Credo che siamo pronti per dirlo: il commento è morto. È stato reso obsoleto dai social media, da quella che potremmo chiamare “conversazione distribuita”: dato un argomento, ognuno ne può parlare dove e come vuole. Quella che era un tempo la funzione del commento – fornire uno spazio per il confronto, la risposta, il dibattito, al netto di quelli che scrivevano “Primo!” nei commenti del Daveblog – è stata diluita e infine soppiantata dalla possibilità di avere cento, mille, milioni di dibattiti in mille sedi diverse. Dibattiti che possono prendere anche la forma di uno scontro duro, più spesso di un parlarsi addosso dove nessuno ascolta gli altri, ma che diventano anche responsabilità di chi li ha fatti partire.

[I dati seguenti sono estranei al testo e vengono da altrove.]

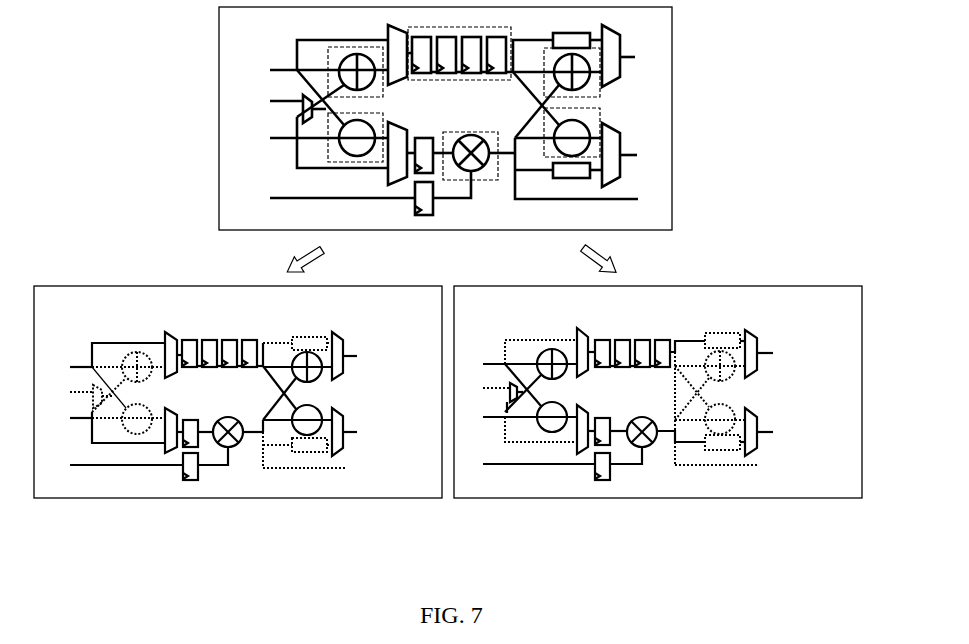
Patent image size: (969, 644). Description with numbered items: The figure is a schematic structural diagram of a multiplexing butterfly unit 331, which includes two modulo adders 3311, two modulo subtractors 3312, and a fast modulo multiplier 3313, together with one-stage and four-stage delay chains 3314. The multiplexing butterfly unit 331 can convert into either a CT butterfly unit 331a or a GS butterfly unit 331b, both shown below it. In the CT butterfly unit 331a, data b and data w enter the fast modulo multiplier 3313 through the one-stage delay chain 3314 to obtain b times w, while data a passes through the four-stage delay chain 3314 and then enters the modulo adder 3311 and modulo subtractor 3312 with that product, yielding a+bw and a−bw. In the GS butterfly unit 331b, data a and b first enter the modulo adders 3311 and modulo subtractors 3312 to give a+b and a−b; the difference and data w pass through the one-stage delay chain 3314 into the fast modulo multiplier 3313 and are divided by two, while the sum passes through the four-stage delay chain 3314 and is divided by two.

The multiplexing butterfly unit 331 is at (457, 138).
The modulo adder 3311 is at (437, 56).
The modulo subtractor 3312 is at (458, 123).
The fast modulo multiplier 3313 is at (603, 195).
The delay chain 3314 is at (462, 226).
The CT butterfly unit 331a is at (238, 356).
The GS butterfly unit 331b is at (658, 350).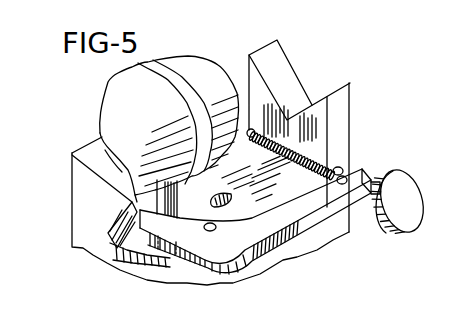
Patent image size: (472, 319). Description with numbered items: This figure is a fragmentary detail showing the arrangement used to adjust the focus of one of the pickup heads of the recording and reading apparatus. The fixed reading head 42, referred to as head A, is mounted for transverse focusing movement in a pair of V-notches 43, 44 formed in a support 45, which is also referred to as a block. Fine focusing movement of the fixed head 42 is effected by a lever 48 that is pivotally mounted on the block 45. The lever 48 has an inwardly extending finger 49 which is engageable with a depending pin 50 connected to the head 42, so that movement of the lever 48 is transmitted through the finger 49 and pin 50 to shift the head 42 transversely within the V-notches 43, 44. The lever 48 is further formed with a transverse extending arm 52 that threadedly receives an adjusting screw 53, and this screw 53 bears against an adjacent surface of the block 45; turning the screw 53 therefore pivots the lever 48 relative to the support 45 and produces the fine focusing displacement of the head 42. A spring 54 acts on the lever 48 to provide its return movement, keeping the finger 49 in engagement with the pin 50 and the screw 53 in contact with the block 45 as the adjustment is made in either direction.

The fixed reading head 42 is at (187, 62).
The V-notch 43 is at (298, 101).
The V-notch 44 is at (110, 203).
The support 45 is at (88, 248).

Ognuno è community manager di se stesso e decide in che forma condurre la discussione (anche a seconda degli amici che si è scelto, diciamolo).

Le conversazioni avvengono dove avvengono, e il commento in quanto tale ha fatto il suo tempo. Tanto per cominciare, è isolato: si trova in un posto solo, un posto che chi legge un articolo in rete ha imparato a evitare. Alzi la mano chi legge i commenti sotto gli articoli di Repubblica o del Fatto Quotidiano: io ho rispetto del mio fegato. Il che ci porta direttamente al fatto che il commento nativo del sito – ovvero non legato a un profilo Facebook di chi commenta – è deresponsabilizzante. Un insulto o una frase aggressiva depositata in un blog non si mostrano nei tuoi feed personali. Nessuno vedrà che sei uno stronzo. È l’equivalente Internet di buttare la tua vecchia cucina a gas sul marciapiede di qualcun altro: te ne puoi andare fischiettando e lasciare che sia l’autore del blog a caricarsi l’incombenza di smaltire le tue scorie.

L’assunzione di responsabilità rispetto ai propri contenuti è uno dei motivi che fanno sì che su Medium la qualità dei post sia piuttosto alta. Qualsiasi risposta uno depositi in calce a una storia altrui diventa una storia nel suo feed: alla responsabilità si aggiunge quindi anche una certa ansia da prestazione. Medium non è un posto dove fare troppo i cretini.

Il commento è morto, e testate come Internazionale ne fanno tranquillamente a meno, da sempre, per scelta. Altrove – in tutti i quotidiani e siti d’informazione – si mantiene aperto uno spazio che diventa rapidamente un pantano di frustrazioni, sfoghi, fascismi di ogni genere, punteggiatura creativa e grammatica fantasiosa. Un ambiente in cui è molto più facile essere attaccati a livello personale, con argomentazioni bassine, irrazionali o direttamente offensive, che avere un confronto costruttivo con persone che possono pensarla diversamente, ma che sono in grado di gestire una conversazione. La carenza o assenza di moderazione fa il resto: le persone con idee strutturate difficilmente hanno voglia di confrontarsi con chi è lì solo per sfogare una frustrazione a forza di luoghi comuni e punti esclamativi.

Il confronto costruttivo avviene più facilmente in un contesto in cui chi parla si conosce, anche solo superficialmente, ed è legato da un rapporto di rispetto nei confronti di chi ha lanciato la conversazione. No, non ho detto che avvenga sempre. Dico che se avviene è lì: perché forse conosci gli altri commentatori, se non li conosci immagini che conoscano il proprietario della bacheca Facebook dove hai trovato il link, per cui ti regoli. E se non ti va di parlarne con loro puoi sempre ricondividerlo da te, dove ci sono i tuoi amici, e prima o poi qualcuno con idee diverse dalle tue salta fuori (anche a seconda del livello di privacy che scegli, va detto). Il link comunque viaggia, aumentano le conversazioni, più gente ne parla ovunque.

Va a finire che ci aveva visto lungo Luca Sofri, che su Wittgenstein era partito senza commenti e poi si decise ad attivarli; ma era molto prima che degli articoli e dei post si potesse parlare in mille posti che non sono gli articoli e i post stessi. Il commento è morto, viva la conversazione.